Zaman yang kian modern dengan teknologi informasi yang canggih semakin menghadirkan sebuah “inflasi modern” yang sungguh serius karena bertumbuh dengan subur dan cepat di tengah kehidupan manusia. Kita bisa menyebutnya “inflasi psikologis.” Suatu pandangan berlebihan tentang betapa pentingnya diri kita sendiri.
Setiap orang sesungguhnya memiliki nilai intrinsik yang sangat berharga, namun begitu mudah mengabaikan atau memandang rendah orang-orang lain. Kita cenderung membayangkan diri kita sendiri jauh lebih penting dan hebat ketimbang sesama yang lain.
Memang sah-sah saja bagi kita untuk dikenal seperti juga para selebriti tingkat kampung, lokal, regional, nasional dan internasional. Namun hal tersebut tidak berarti bahwa kita sungguh lebih baik dari orang-orang kebanyakan yang tinggal terpencil dan hidup sederhana di kampung-kampung tak bersinyal internet.
Inflasi psikologis yang semakin akut ini semakin diperkuat oleh lemahnya literasi digital sehingga ada kesan bahwa di luar saya adalah “sampah.” Bahkan orang berebutan menjadi tenar du dunia maya dengan menghina dan merendahkan sesamanya sendiri.
Yesus dalam Injil hari ini mengajak kita agar menerima Yohanes. Artinya, mendengarkan seruan pertobatan yang disampaikannya.

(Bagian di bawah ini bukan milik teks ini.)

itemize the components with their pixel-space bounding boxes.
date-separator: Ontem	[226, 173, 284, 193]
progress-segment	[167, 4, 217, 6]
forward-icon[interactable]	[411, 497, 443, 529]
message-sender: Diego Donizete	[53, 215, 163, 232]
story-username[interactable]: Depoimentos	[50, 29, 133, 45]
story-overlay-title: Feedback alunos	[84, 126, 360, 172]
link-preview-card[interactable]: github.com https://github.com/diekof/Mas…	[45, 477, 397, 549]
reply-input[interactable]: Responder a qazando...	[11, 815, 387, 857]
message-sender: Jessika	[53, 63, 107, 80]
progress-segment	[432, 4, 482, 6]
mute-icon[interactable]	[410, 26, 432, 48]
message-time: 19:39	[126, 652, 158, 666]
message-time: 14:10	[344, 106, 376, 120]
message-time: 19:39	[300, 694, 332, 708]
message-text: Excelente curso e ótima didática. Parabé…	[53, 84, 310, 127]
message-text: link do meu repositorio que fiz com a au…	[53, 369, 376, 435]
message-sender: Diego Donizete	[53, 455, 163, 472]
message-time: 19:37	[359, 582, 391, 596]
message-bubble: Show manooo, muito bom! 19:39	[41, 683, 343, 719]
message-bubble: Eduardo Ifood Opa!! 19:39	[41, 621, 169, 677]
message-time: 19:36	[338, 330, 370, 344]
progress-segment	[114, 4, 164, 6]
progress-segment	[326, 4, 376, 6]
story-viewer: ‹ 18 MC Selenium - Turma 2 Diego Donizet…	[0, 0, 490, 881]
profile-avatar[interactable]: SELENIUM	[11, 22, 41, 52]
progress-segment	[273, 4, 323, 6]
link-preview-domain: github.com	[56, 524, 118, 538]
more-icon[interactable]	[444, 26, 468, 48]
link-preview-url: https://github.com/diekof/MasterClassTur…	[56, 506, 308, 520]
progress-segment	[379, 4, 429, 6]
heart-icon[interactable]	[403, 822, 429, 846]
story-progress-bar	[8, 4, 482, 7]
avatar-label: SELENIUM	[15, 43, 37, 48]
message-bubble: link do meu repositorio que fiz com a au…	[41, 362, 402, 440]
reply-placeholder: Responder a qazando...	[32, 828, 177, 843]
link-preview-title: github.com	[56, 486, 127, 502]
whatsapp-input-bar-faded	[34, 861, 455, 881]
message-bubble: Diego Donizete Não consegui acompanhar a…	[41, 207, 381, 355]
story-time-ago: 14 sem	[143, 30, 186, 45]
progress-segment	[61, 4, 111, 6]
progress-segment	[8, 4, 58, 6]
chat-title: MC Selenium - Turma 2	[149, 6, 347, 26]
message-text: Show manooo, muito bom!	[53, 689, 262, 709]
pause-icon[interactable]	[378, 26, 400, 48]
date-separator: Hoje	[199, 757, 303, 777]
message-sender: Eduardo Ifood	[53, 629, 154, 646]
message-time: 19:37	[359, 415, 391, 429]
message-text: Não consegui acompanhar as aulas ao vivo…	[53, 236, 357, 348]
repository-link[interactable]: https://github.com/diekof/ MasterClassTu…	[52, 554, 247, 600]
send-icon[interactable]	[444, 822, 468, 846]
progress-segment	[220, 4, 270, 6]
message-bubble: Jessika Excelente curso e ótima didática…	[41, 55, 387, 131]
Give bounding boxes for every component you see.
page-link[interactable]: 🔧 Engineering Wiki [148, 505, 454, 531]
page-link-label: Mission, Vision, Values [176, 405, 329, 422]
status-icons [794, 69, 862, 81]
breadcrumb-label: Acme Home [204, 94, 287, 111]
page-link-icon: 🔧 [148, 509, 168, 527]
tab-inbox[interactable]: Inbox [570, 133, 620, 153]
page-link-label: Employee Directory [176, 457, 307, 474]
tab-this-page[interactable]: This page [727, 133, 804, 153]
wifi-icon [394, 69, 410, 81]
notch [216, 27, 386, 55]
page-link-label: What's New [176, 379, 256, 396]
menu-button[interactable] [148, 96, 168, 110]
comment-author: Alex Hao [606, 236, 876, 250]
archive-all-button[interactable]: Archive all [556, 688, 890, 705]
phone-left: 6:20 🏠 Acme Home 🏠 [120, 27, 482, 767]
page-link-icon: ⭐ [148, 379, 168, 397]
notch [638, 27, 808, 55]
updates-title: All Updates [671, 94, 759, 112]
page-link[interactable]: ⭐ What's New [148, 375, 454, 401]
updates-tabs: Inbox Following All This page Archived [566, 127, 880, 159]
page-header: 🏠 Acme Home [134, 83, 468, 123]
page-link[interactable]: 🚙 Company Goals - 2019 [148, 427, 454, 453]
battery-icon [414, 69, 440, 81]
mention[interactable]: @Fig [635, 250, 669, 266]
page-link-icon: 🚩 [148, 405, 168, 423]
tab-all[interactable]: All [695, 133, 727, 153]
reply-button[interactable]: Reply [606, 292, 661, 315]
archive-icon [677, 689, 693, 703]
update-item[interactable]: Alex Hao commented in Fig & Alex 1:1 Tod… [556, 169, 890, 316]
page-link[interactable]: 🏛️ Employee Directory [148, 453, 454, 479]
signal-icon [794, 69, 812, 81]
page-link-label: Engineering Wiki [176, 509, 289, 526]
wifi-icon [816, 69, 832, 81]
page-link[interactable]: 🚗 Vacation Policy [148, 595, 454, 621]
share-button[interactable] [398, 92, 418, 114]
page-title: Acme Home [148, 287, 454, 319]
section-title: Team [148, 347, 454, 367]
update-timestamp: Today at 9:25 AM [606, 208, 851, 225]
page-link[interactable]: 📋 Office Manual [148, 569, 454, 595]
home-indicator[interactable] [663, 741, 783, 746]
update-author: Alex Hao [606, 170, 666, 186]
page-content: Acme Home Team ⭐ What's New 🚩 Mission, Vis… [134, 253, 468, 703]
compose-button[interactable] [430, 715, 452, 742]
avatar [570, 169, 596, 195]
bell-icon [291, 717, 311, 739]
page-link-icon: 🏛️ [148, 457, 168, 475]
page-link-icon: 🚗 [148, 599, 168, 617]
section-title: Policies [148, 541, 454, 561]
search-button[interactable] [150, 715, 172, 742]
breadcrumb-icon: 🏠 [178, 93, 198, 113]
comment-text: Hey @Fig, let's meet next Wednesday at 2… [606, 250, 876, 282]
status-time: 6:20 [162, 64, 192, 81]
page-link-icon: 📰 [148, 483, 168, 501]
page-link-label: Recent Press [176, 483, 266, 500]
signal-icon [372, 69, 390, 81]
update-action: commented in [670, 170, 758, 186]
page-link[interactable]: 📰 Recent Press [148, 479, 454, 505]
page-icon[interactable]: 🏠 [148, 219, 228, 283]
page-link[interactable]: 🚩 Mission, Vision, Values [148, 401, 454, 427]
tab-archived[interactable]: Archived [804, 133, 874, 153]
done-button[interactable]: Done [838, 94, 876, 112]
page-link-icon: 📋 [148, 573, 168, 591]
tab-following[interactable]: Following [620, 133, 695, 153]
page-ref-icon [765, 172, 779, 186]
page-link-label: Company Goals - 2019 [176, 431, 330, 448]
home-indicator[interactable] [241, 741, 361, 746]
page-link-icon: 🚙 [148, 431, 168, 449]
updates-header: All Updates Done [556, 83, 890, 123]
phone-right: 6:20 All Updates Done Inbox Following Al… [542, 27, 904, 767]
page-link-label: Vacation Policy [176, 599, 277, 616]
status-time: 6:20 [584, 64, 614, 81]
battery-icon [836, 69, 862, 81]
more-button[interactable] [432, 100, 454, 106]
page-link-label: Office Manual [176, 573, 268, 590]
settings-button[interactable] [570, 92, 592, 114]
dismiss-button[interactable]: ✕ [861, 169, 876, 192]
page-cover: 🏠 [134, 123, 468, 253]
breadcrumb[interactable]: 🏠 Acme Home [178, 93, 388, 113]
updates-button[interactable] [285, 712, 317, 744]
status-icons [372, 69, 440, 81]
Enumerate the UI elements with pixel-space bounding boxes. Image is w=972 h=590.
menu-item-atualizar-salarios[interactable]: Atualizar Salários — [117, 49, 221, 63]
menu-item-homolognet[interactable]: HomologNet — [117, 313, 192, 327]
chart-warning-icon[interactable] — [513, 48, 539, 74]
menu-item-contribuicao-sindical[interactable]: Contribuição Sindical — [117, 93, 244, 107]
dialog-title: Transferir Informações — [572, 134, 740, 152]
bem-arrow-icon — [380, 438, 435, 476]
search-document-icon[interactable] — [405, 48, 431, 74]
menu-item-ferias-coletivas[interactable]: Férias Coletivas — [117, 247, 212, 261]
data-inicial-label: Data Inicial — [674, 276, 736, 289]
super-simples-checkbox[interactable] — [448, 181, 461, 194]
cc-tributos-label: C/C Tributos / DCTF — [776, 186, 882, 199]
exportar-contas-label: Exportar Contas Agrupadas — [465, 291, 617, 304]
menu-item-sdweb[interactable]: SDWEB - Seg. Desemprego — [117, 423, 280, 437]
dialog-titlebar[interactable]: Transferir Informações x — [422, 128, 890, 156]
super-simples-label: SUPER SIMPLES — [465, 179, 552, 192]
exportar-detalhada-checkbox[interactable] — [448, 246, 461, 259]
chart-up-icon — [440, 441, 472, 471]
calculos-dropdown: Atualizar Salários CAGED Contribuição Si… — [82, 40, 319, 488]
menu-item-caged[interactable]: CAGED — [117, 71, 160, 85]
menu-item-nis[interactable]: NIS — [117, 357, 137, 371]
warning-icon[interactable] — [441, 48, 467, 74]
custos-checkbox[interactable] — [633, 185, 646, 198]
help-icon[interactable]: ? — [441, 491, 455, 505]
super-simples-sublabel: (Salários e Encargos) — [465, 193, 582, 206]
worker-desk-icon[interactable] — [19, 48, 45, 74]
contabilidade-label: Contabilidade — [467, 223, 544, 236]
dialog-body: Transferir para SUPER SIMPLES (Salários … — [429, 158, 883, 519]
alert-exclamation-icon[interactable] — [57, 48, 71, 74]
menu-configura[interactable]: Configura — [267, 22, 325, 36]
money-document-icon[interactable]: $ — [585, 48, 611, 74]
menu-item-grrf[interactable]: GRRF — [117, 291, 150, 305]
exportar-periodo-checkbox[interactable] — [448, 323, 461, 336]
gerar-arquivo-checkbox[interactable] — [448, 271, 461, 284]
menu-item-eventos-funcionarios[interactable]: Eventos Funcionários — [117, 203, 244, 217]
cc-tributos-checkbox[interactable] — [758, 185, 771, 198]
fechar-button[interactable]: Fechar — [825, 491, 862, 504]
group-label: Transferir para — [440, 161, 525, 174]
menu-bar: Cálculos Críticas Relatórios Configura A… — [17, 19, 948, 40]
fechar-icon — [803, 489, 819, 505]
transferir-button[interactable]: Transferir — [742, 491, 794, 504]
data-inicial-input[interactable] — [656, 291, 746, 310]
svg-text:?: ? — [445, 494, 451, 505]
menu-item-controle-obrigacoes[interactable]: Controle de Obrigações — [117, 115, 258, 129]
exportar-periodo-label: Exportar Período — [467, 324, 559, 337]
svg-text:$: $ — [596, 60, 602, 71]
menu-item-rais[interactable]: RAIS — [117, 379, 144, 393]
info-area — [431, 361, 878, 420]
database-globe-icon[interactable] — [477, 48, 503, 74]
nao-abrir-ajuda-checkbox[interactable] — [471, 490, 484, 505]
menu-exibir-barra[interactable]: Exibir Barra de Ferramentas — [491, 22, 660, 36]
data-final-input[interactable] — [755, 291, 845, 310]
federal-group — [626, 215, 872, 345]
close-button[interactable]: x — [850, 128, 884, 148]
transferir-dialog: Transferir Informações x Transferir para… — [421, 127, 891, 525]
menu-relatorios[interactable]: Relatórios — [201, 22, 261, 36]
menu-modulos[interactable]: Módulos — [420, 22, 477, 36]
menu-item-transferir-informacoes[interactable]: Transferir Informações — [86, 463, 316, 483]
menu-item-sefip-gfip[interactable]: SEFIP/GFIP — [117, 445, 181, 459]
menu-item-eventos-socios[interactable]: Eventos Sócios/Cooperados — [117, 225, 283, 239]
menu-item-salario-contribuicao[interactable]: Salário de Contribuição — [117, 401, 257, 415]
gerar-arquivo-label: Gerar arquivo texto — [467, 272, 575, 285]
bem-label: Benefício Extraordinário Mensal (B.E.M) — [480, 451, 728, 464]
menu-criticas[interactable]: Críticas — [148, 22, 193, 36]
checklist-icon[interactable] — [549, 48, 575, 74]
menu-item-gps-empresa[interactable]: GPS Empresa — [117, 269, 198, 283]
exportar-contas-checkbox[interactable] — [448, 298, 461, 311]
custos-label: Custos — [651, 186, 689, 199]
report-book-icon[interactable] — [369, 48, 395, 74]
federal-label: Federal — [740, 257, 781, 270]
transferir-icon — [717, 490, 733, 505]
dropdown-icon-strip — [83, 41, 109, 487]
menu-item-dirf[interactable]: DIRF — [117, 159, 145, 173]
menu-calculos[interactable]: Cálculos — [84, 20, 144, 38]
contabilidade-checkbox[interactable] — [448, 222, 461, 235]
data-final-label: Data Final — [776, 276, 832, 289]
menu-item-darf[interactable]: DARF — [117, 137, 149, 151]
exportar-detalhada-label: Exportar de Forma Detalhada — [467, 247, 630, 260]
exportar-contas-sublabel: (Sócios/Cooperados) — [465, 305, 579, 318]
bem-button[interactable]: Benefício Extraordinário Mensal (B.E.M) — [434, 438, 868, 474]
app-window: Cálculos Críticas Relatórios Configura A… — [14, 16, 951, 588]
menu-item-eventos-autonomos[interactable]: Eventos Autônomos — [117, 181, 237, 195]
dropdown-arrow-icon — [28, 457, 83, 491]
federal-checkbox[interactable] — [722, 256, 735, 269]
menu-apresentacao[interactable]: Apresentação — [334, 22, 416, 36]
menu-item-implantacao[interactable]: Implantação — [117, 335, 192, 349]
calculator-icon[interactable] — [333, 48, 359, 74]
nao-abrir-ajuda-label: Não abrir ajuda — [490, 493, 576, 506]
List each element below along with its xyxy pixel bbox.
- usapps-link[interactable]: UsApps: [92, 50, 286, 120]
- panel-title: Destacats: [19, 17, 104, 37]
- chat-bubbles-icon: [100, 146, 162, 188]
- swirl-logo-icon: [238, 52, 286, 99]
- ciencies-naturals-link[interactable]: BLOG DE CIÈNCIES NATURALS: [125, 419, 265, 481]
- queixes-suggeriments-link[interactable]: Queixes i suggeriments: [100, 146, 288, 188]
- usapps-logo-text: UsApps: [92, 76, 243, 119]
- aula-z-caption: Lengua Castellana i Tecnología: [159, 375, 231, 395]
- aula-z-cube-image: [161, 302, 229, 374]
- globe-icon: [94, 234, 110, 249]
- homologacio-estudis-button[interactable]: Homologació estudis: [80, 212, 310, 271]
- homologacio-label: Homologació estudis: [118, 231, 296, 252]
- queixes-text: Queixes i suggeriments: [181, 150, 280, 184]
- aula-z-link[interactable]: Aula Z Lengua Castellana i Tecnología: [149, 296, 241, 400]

Seruan pertobatan Yohanes yang kita terima mesti menggerakkan kita agar terus berjuang untuk mengubah diri menjadi pribadi yang lebih baik dari hari ke hari. Itulah esensi dasar dari seruab pertobatan dari padang gurun. Idealisme spiritual ini rasanya terlampau tinggi melampaui kerapuhan manusiawi kita.
Bertobat merupakan kata yang mudah diucapkan, tetapi sulit dilaksanakan. Sering kali dosa memberi kita kenyamanan, sehingga kita pun enggan meninggalkannya. Namun, kita selalu diingatkan bahwa dosa merusak kehidupan, merugikan orang lain, dan pada akhirnya juga mencelakakan keselamatan jiwa kita sendiri. Ketika hidup kita mengabaikan seruan pertobatan, ada jalan yang sangat terbuka menuju ke lembah kehancuran.
Marilah kita bersama-sama mendengarkanlah seruan Yohanes Pembabtis. Seruan pertobatan yang disampaikan Yohanes sangat relevan pada Masa Adven ini. Kita semua merindukan kehadiran Tuhan. Artinya, kerinduan itu sekaligus jawaban atas seruan Yohanes untuk bertobat.
Sebab “Bagaimana mungkin kita merindukan Tuhan, tetapi pada yang sama kita tidak mau bertobat?” Kita perlu masuk ke dalam ruang hati kita dan bilang padanya bahwa bertobat pada saat ini adalah kerinduan yang sejati.